Yo, Amazon, Hello, Facebook, Hey, Google, Sup, IBM: Any Moonlighting Wizards on Your Payroll?

September 28, 2022

A couple of years ago, I provided those in my LE and intel lectures with the names of some online recruiting services which say things like:

Hire Silicon Valley-caliber engineers at half the cost

The number of outfits offering programmers with in-demand skills is large. Do these “remote” employees have: [a] full time jobs at big tech firms, [b] work remotely with supervision from an indifferent 20 something or Microsoft Teams-type monitoring functions, or [c] have automated a full-time job so that an eight hour work day can be used to generate income from gig work or another full-time job?

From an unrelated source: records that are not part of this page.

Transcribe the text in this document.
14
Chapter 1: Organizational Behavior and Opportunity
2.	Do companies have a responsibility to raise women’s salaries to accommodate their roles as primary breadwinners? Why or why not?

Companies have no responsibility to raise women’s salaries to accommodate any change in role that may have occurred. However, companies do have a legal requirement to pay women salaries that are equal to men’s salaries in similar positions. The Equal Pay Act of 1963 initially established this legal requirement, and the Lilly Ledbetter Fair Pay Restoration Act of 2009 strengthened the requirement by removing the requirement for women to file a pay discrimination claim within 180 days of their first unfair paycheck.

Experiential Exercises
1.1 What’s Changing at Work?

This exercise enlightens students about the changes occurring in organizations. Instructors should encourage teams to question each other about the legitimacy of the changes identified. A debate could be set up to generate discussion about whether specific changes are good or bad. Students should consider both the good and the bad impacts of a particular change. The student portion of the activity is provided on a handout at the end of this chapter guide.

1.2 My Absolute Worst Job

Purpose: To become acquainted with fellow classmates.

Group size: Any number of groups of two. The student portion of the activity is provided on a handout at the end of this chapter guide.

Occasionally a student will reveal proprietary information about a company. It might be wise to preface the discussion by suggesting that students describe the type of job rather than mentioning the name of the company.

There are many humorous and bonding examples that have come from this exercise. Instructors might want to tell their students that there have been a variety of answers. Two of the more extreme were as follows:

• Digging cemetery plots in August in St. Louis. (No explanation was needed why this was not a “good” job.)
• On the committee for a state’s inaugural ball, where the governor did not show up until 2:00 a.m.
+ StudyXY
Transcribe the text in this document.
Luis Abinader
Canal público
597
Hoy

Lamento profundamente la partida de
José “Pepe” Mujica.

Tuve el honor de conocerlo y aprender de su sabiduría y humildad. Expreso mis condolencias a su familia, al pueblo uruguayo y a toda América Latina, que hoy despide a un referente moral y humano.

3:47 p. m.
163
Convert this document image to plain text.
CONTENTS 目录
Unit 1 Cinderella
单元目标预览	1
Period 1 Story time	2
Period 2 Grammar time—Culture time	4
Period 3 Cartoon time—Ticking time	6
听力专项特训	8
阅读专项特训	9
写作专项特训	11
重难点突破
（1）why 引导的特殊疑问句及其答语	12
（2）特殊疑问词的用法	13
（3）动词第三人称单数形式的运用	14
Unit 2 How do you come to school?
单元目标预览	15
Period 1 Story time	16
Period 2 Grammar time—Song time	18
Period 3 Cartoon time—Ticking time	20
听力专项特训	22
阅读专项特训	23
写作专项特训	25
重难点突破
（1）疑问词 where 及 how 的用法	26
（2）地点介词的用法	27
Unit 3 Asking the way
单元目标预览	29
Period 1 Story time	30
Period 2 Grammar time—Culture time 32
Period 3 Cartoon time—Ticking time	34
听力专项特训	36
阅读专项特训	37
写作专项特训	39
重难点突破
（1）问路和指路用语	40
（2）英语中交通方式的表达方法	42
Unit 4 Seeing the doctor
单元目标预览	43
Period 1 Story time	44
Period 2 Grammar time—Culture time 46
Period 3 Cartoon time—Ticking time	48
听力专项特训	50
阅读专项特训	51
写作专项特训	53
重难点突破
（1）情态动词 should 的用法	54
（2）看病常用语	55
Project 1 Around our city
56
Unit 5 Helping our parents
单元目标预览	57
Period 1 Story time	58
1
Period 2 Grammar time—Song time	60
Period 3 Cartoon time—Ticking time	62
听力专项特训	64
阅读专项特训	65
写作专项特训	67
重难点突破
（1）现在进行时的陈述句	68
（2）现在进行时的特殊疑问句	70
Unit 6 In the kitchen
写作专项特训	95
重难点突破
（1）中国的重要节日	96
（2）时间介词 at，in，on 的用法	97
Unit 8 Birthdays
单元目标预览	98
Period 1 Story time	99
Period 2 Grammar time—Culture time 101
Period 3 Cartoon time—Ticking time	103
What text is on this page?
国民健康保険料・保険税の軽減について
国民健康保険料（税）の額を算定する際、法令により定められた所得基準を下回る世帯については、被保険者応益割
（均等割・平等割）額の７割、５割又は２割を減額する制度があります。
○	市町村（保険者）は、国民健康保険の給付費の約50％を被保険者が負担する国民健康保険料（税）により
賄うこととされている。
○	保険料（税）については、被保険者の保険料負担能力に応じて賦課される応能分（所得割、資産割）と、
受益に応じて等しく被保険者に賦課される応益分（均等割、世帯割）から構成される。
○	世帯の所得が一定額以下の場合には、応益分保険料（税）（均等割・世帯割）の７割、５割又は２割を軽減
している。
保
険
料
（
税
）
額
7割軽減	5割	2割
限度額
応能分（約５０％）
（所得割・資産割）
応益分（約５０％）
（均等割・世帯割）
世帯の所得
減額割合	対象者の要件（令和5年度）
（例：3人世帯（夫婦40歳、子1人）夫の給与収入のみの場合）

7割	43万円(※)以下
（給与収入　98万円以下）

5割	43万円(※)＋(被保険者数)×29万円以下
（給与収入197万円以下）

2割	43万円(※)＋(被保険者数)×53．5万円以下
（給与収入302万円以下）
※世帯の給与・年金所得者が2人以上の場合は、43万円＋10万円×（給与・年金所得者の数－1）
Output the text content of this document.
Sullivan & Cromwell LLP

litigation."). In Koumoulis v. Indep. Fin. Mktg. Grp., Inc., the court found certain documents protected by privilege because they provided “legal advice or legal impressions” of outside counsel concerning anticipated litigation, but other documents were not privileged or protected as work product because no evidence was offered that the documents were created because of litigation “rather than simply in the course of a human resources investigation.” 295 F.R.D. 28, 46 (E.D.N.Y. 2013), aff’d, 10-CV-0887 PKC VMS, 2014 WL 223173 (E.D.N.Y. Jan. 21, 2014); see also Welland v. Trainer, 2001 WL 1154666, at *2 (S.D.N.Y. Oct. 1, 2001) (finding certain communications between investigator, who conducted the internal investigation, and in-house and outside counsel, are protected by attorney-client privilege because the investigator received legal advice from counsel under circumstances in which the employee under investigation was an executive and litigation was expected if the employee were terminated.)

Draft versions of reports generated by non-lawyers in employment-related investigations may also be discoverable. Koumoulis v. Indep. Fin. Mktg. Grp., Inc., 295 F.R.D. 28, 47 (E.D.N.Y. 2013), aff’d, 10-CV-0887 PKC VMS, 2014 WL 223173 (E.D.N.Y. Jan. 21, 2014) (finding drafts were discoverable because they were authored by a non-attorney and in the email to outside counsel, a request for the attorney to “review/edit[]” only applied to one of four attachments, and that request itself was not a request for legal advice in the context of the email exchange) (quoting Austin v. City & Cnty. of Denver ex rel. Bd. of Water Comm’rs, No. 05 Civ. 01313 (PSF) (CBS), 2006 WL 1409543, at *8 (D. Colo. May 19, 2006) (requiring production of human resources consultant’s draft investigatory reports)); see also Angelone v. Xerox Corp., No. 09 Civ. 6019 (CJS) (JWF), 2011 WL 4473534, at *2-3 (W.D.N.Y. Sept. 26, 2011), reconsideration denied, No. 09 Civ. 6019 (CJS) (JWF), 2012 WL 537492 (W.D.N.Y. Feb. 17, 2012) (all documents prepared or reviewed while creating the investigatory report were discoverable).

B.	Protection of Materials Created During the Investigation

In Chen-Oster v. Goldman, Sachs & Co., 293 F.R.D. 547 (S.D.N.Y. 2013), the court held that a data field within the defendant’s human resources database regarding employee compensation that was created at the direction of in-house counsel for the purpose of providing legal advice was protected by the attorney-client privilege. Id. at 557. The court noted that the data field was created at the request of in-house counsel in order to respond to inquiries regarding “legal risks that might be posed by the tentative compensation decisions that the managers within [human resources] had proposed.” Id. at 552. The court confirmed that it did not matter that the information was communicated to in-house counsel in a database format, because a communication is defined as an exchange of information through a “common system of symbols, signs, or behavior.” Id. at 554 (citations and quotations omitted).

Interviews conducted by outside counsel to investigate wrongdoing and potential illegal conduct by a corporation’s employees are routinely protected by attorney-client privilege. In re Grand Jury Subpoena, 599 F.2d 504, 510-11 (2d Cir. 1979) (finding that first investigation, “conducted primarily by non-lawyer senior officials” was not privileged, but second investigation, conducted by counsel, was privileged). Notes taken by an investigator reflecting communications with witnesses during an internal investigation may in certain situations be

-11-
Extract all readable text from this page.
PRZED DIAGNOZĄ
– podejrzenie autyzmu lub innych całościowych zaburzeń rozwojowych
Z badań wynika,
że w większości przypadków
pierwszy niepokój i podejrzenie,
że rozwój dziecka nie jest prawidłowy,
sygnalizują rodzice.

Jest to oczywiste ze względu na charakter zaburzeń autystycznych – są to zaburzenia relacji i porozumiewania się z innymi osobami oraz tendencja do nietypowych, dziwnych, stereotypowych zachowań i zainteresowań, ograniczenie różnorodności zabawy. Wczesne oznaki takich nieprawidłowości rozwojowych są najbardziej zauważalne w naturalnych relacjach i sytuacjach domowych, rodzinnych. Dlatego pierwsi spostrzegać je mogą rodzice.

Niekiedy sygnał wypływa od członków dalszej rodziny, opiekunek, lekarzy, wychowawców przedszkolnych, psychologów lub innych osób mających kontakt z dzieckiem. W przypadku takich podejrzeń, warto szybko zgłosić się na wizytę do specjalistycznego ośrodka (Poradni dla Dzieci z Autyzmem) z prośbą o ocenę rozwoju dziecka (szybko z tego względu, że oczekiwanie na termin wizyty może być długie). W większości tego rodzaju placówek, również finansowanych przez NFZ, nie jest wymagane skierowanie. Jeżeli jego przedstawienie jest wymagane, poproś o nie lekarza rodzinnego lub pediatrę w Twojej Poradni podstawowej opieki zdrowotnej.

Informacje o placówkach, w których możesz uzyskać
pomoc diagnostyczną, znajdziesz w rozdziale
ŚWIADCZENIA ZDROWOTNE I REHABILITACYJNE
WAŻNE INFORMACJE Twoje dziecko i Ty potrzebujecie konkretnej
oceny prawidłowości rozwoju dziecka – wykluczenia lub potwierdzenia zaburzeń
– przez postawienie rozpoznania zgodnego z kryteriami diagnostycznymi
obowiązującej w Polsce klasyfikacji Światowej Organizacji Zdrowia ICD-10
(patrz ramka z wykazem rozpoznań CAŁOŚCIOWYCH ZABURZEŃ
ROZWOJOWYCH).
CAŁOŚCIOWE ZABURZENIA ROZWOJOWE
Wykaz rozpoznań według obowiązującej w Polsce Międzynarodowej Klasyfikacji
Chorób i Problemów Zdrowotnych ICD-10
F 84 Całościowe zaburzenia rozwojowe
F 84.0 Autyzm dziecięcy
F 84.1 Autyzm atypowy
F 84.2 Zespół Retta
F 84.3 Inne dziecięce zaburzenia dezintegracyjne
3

I read “Wipro Chairman Rishad Premji Fires 300 Employees for Secretly for Moonlighting.” [Note: this item appeared in India and the provider of the content can be disappeared at any time or charge for access to the full text. There’s not much I can do to ameliorate this issue.] The article states:

Wipro has terminated 300 employees found to be moonlighting with its key rivals at the same time, its Chairman Rishad Premji said on Wednesday [September 21, 2022] . Speaking at the All India Management Association (AIMA) National Management Convention, Premji termed moonlighting is a complete violation of integrity “in its deepest form”. “The reality is that there are people today working for Wipro and working directly for one of our competitors and we have actually discovered 300 people in the last few months who are doing exactly that,” the Wipro Chairman said. The company has now terminated their employment for “act of integrity violation”.

I find the action of Mr. Premji instructive. I wonder why US-based high-tech firms do not take the same action.

The point I made in my lecture is that bad actors can pass themselves off as legitimate businesses just based in some interesting city like Athens, Greece. The technical skills required are advanced and not directly connected to anything other than helping a jewelry company or online egame service implement a resilient network. The person responding to this opportunity may have requisite experience working at a big US high tech company. The person does the work and forgets about the project. However, the entity doing the hiring is a bad actor. The task completed by the US high tech engineer snaps into a larger set of work.

Should the online recruitment outfit perform more due diligence on what looks like a legitimate company selling fountain pens or plumbing equipment in another country? The answer is, “Sure.” That’s not the case. Based on our research none of the recruiters or the gig workers did much if any investigation of the hiring outfit. If a company paid the matchmaker and the gig worker, that was the proof of appropriate activity.

The reality, which I described in my lecture, is that insiders are making it easy for bad actors to learn about certain companies. Furthermore, the simple and obvious coding task is just one component in what can be an illegal online operation. The example I provided to the LE and analysts in my lecture was an online streaming service with an illegal online gambling “feature.”

I can hear the senior managers’ excuses now:

  1. “Our employees are prohibited from doing outside work.” [Yeah, but does anyone validate this assertion?]
  2. “We have a personnel department which works closely with our security team to prevent this type of insider activity.” [Yeah, but telling me this is cheaper and easier than reporting on specific data compiled to reduce this type of activity, right?]
  3. “Our contractors are moderated and subject to the same security procedures as our work-from-home full time staff? [Yeah, but does anyone really know how that contractor located in another company actually operates?]k

Net net: Mr. Premji is on the right track. FYI: WiPro was founded in 1945 and the firm took action on this matter after 77 years. Speedy indeed.